The replacement of a small two-span bridge was recently completed in North Haven, ME using Northeast Extreme Tee (NEXT) beams constructed with lightweight concrete. This is the first time that NEXT beams have been designed with lightweight concrete. For this bridge, lightweight concrete was used to allow the reuse of the existing pier, which helped speed the construction and to reduce the girder weight for shipping and handling. The bridge site is located on an island, so all materials used to build the bridge had to be transported 12 miles on a barge. Using the NEXT beams simplified construction and reduced the requirement for field-placed concrete.
The prestressed concrete fabricator, J.P. Carrara & Sons, Inc., of Middlebury, VT, chose Norlite lightweight coarse aggregate manufactured in Cohoes, NY to make the lightweight concrete for the beams. The design compressive strength for the self-consolidating lightweight concrete was 6,000 psi, with a density of 120 pcf.
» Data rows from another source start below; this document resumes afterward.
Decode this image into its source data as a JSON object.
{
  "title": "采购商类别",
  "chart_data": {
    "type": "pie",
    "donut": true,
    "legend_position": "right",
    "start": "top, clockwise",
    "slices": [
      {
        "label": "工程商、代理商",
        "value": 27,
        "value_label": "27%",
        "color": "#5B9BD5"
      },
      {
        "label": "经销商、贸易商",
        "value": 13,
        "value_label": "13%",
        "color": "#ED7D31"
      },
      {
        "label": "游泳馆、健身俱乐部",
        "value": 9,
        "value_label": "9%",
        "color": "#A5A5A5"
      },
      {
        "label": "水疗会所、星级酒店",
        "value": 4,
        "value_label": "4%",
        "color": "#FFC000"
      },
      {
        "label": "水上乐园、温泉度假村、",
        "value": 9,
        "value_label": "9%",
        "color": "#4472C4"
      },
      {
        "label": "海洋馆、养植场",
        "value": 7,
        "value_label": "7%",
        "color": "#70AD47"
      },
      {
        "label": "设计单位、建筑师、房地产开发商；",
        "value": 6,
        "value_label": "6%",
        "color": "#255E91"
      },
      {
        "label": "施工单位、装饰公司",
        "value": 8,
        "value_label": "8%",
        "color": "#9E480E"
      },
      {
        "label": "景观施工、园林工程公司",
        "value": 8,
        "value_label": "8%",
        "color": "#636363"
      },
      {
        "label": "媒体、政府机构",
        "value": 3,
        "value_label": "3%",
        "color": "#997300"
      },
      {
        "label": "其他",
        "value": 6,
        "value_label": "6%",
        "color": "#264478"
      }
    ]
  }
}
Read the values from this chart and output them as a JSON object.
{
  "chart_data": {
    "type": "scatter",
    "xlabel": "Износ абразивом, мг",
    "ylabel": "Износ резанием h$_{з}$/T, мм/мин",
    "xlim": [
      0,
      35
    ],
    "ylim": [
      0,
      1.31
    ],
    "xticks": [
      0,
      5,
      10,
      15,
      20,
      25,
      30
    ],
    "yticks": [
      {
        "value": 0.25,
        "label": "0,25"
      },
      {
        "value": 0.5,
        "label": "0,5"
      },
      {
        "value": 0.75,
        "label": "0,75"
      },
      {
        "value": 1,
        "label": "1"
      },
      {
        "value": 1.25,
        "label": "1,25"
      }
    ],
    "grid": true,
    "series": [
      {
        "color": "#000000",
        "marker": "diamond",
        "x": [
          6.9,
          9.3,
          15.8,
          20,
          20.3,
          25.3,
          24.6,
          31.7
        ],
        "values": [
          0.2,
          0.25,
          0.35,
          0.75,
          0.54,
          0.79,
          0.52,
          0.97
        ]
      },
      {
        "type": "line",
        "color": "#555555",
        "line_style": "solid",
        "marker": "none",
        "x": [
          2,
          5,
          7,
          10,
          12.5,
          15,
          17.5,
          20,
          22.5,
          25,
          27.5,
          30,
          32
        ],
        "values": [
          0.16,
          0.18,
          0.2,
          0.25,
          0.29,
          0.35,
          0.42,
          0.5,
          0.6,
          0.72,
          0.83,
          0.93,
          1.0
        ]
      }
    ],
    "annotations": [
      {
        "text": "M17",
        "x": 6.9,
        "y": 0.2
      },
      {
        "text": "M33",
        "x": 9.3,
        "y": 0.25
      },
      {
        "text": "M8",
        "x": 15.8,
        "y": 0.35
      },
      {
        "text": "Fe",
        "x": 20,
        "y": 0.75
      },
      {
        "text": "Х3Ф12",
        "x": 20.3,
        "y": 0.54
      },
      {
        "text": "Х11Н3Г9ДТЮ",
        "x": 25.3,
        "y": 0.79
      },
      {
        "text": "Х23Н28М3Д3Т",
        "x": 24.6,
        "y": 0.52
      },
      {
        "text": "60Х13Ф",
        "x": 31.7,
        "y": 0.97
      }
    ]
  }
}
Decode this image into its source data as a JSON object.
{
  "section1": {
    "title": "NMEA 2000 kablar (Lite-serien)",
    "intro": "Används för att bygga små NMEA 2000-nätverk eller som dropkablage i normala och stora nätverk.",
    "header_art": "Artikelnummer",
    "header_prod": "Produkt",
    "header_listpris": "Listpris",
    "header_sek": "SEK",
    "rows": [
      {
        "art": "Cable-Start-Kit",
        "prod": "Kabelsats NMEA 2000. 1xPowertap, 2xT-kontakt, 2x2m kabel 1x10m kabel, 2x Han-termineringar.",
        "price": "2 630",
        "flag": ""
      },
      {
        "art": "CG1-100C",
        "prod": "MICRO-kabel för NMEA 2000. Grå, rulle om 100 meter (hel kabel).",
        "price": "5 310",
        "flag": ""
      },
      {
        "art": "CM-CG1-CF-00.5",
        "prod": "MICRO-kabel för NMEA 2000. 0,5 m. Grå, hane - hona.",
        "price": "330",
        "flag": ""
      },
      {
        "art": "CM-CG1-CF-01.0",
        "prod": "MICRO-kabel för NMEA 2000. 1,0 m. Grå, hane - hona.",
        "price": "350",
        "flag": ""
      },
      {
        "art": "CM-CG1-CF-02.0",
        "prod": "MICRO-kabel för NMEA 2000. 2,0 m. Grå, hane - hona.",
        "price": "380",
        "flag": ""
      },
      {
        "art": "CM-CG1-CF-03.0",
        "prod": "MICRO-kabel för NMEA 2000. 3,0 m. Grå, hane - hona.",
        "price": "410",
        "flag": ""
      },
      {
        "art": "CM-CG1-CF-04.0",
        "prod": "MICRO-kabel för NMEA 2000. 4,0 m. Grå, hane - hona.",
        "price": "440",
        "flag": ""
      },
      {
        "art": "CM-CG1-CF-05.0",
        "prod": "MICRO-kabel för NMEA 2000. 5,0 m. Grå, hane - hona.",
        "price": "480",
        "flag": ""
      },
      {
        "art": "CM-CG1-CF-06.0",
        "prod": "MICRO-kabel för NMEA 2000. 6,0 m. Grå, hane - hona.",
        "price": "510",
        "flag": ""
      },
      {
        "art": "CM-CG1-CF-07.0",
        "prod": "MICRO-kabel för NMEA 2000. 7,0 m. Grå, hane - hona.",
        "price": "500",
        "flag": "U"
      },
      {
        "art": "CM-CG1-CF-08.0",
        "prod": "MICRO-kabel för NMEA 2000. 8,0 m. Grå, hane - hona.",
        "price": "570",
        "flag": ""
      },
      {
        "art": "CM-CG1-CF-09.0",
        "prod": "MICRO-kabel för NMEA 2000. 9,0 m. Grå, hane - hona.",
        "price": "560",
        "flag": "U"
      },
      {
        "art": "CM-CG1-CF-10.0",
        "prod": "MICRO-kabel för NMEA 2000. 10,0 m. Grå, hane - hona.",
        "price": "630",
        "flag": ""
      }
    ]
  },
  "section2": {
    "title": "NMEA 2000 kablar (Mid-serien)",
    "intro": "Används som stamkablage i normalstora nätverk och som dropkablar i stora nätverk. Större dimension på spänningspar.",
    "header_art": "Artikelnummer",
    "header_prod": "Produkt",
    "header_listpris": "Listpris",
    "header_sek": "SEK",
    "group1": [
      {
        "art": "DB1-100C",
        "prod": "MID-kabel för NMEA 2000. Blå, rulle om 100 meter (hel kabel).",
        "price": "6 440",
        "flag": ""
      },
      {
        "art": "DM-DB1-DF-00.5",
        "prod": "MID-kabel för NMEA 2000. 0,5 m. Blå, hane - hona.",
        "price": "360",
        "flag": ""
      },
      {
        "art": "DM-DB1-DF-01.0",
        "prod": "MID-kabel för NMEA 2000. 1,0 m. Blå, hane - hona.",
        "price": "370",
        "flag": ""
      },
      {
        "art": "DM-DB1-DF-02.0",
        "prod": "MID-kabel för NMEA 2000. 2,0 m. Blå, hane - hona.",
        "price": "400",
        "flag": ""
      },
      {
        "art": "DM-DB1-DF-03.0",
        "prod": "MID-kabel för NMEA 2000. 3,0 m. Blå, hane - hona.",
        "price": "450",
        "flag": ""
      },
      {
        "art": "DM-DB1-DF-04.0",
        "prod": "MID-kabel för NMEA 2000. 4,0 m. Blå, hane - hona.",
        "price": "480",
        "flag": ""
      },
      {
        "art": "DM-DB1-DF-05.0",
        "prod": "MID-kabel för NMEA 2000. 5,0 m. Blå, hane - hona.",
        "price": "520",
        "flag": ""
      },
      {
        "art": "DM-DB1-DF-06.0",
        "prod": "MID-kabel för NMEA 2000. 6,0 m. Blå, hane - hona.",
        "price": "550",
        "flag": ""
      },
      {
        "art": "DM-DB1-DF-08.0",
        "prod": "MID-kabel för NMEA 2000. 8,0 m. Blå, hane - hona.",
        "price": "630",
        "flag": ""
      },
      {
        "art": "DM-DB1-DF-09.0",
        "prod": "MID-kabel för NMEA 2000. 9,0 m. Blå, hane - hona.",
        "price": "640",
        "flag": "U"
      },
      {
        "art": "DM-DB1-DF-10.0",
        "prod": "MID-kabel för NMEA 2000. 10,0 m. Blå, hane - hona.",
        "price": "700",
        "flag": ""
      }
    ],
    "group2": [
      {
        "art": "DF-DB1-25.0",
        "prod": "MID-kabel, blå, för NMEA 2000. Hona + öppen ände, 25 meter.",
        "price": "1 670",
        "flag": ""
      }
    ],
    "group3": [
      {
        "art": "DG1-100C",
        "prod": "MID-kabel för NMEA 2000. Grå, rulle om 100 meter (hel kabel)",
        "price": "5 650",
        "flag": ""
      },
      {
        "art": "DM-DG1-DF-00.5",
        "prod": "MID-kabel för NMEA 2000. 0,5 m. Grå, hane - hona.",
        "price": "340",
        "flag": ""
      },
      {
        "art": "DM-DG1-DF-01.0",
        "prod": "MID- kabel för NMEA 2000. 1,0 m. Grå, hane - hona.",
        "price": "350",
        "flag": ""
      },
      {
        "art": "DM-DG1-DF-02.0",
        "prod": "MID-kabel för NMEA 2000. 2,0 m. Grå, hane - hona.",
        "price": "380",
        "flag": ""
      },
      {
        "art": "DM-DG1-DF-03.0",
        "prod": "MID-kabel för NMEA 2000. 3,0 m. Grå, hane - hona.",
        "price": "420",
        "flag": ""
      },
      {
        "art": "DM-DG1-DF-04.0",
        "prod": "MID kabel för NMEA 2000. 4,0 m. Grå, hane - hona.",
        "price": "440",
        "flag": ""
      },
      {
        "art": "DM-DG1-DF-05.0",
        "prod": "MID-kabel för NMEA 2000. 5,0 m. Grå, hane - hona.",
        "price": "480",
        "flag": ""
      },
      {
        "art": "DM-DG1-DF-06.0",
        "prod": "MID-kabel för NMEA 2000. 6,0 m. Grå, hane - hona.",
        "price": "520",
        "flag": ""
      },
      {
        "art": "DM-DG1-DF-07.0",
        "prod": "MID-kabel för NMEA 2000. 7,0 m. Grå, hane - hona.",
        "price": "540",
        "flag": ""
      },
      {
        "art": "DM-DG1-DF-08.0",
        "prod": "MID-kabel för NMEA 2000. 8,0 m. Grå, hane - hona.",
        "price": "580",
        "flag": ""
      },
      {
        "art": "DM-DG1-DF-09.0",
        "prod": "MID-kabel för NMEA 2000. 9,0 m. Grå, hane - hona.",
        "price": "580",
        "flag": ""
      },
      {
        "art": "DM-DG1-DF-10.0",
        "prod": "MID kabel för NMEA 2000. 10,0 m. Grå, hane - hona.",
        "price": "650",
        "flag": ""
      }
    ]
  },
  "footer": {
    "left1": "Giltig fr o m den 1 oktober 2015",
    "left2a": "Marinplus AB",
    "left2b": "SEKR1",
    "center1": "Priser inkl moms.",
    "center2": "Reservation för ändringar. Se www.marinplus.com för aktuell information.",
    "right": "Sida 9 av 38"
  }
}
The beam cross-section used for the bridge was the full-depth deck section, or the NEXT D section, which was developed by the PCI Northeast Technical Committee. For this bridge, the beam was 28.5 in. deep with an 8’-4” wide top flange that serves as the bridge deck. The two beams that were used to comprise each span were connected by an 8” wide longitudinal closure joint.
Since this beam section includes an 8 in. thick structural deck, the beams can be very heavy. The use of lightweight concrete for NEXT D beams was anticipated by the PCI NE Technical Committee by providing a preliminary design chart for lightweight concrete for the NEXT D beams in their Guidelines for Northeast Extreme Tee Beam (NEXT Beam), as shown below.
While a 12 ft. wide top flange is included in the preliminary design charts for the NEXT F section (which has a 4 inch thick top flange so is significantly lighter than the NEXT D section), the 12 ft. width is not included in the NEXT D section charts because the Technical Committee thought that the beams would be too heavy to be transported economically in the Northeast. The figure below demonstrates that a 36 in. deep lightweight concrete NEXT D beam that has a 12 ft. wide top flange only weighs slightly more than a normal weight concrete NEXT D beam with an 8 ft. wide top flange. Therefore, use of lightweight concrete for the NEXT D sections can facilitate use of wider top flanges which typically provide a more efficient design. Use of lightweight concrete for NEXT beam designs may also allow designers to use shallower sections, addressing the vertical clearance issue below bridges which is often a very important issue in the Northeast.